The Samsung Galaxy S26 Ultra introduces incremental enhancements over its predecessor, including a privacy-focused display and improved camera apertures, according to an Engadget review. Priced at $1,300, the device maintains a familiar design while boosting performance and AI capabilities. These changes position it as a refined flagship without major overhauls.
Samsung's Galaxy S26 Ultra, reviewed by Engadget on March 5, 2026, retains the blocky silhouette and rear camera layout of its recent predecessors, but incorporates understated improvements that enhance its value. The phone reverts to an aluminum frame from titanium, aiding color-matching with Corning Gorilla Armor 2 glass, and is slightly lighter at 214 grams and thinner at 7.9 millimeters compared to the S25 Ultra's 218 grams and 8.2 millimeters. The S Pen stylus remains unchanged, though its insertion now aligns with the device's more rounded corners.
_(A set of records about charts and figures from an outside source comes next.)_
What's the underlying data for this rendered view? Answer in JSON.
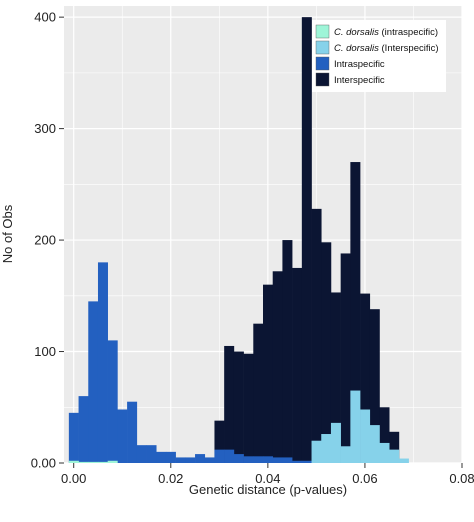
{
  "chart_data": {
    "type": "bar",
    "xlabel": "Genetic distance (p-values)",
    "ylabel": "No of Obs",
    "xlim": [
      -0.002,
      0.08
    ],
    "ylim": [
      0,
      410
    ],
    "bin_width": 0.002,
    "bin_start": -0.001,
    "xticks": [
      "0.00",
      "0.02",
      "0.04",
      "0.06",
      "0.08"
    ],
    "yticks": [
      "0.00",
      "100",
      "200",
      "300",
      "400"
    ],
    "xtick_values": [
      0.0,
      0.02,
      0.04,
      0.06,
      0.08
    ],
    "ytick_values": [
      0,
      100,
      200,
      300,
      400
    ],
    "grid": true,
    "legend_position": "top-right",
    "stacking": "cumulative",
    "series": [
      {
        "name": "Interspecific",
        "color": "#0b1533",
        "values": [
          0,
          0,
          0,
          0,
          0,
          0,
          0,
          0,
          0,
          0,
          0,
          0,
          0,
          0,
          0,
          38,
          105,
          100,
          98,
          125,
          160,
          172,
          200,
          175,
          400,
          228,
          198,
          153,
          188,
          270,
          152,
          138,
          50,
          28,
          0,
          0,
          0,
          0
        ]
      },
      {
        "name": "Intraspecific",
        "color": "#2360c0",
        "values": [
          45,
          60,
          145,
          180,
          110,
          48,
          55,
          16,
          16,
          10,
          10,
          5,
          5,
          8,
          5,
          12,
          12,
          8,
          6,
          6,
          6,
          5,
          5,
          2,
          2,
          0,
          0,
          0,
          0,
          0,
          0,
          0,
          0,
          0,
          0,
          0,
          0,
          0
        ]
      },
      {
        "name": "C. dorsalis (Interspecific)",
        "color": "#86d2ea",
        "values": [
          0,
          0,
          0,
          0,
          0,
          0,
          0,
          0,
          0,
          0,
          0,
          0,
          0,
          0,
          0,
          0,
          0,
          0,
          0,
          0,
          0,
          0,
          0,
          0,
          0,
          20,
          26,
          36,
          15,
          65,
          48,
          34,
          18,
          12,
          4,
          0,
          0,
          0
        ]
      },
      {
        "name": "C. dorsalis (intraspecific)",
        "color": "#9ef5d8",
        "values": [
          2,
          1,
          1,
          1,
          2,
          0,
          0,
          0,
          0,
          0,
          0,
          0,
          0,
          0,
          0,
          0,
          0,
          0,
          0,
          0,
          0,
          0,
          0,
          0,
          0,
          0,
          0,
          0,
          0,
          0,
          0,
          0,
          0,
          0,
          0,
          0,
          0,
          0
        ]
      }
    ],
    "legend": [
      {
        "name_italic": "C. dorsalis",
        "name_rest": " (intraspecific)",
        "color": "#9ef5d8"
      },
      {
        "name_italic": "C. dorsalis",
        "name_rest": " (Interspecific)",
        "color": "#86d2ea"
      },
      {
        "name_italic": "",
        "name_rest": "Intraspecific",
        "color": "#2360c0"
      },
      {
        "name_italic": "",
        "name_rest": "Interspecific",
        "color": "#0b1533"
      }
    ]
  }
}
A standout feature is the 6.9-inch display, which matches last year's specs—2,600 nits peak brightness, 120Hz refresh rate, and 3,120 x 1,440 resolution—but adds a Privacy Display mode. This dims the screen when viewed from angles, using dual subpixel sets to obscure content, with options for standard, maximum protection, or automatic activation during notifications, app use, or lock screen prompts. The reviewer notes minimal impact on image quality in standard mode, making it practical for preventing shoulder-surfing.
Powered by the Snapdragon 8 Elite Gen 5 chip, the S26 Ultra offers 12GB or 16GB RAM and up to 1TB storage. Its NPU sees a 39 percent performance boost for AI tasks, with CPU up 19 percent and GPU 24 percent, yielding Geekbench 6 scores of 11,240 multi-core and 25,403 GPU—improvements over the S25 Ultra. New AI tools include an expanded Photo Assist for editing and generation via text prompts, Creative Studio for digital art, enhanced document scanning, call screening, and contextual photo suggestions via Now Nudge. Automated App Actions, another AI feature, launches soon.
Camera hardware is unchanged, but apertures widen to f/1.4 on the 200MP main sensor and f/2.9 on the 50MP 5x telephoto, improving low-light shots alongside the 10MP 3x, 50MP ultrawide, and 12MP selfie cameras. Battery life holds at 5,000mAh, lasting 30 hours and three minutes in video tests—30 minutes more than before—supported by 60W wired and 25W wireless charging. Drawbacks include the lack of a built-in Qi2 magnetic ring and persistent high cost.
Overall, the S26 Ultra excels in performance, battery endurance, and subtle refinements like better night photography, but feels evolutionary rather than revolutionary for recent upgraders.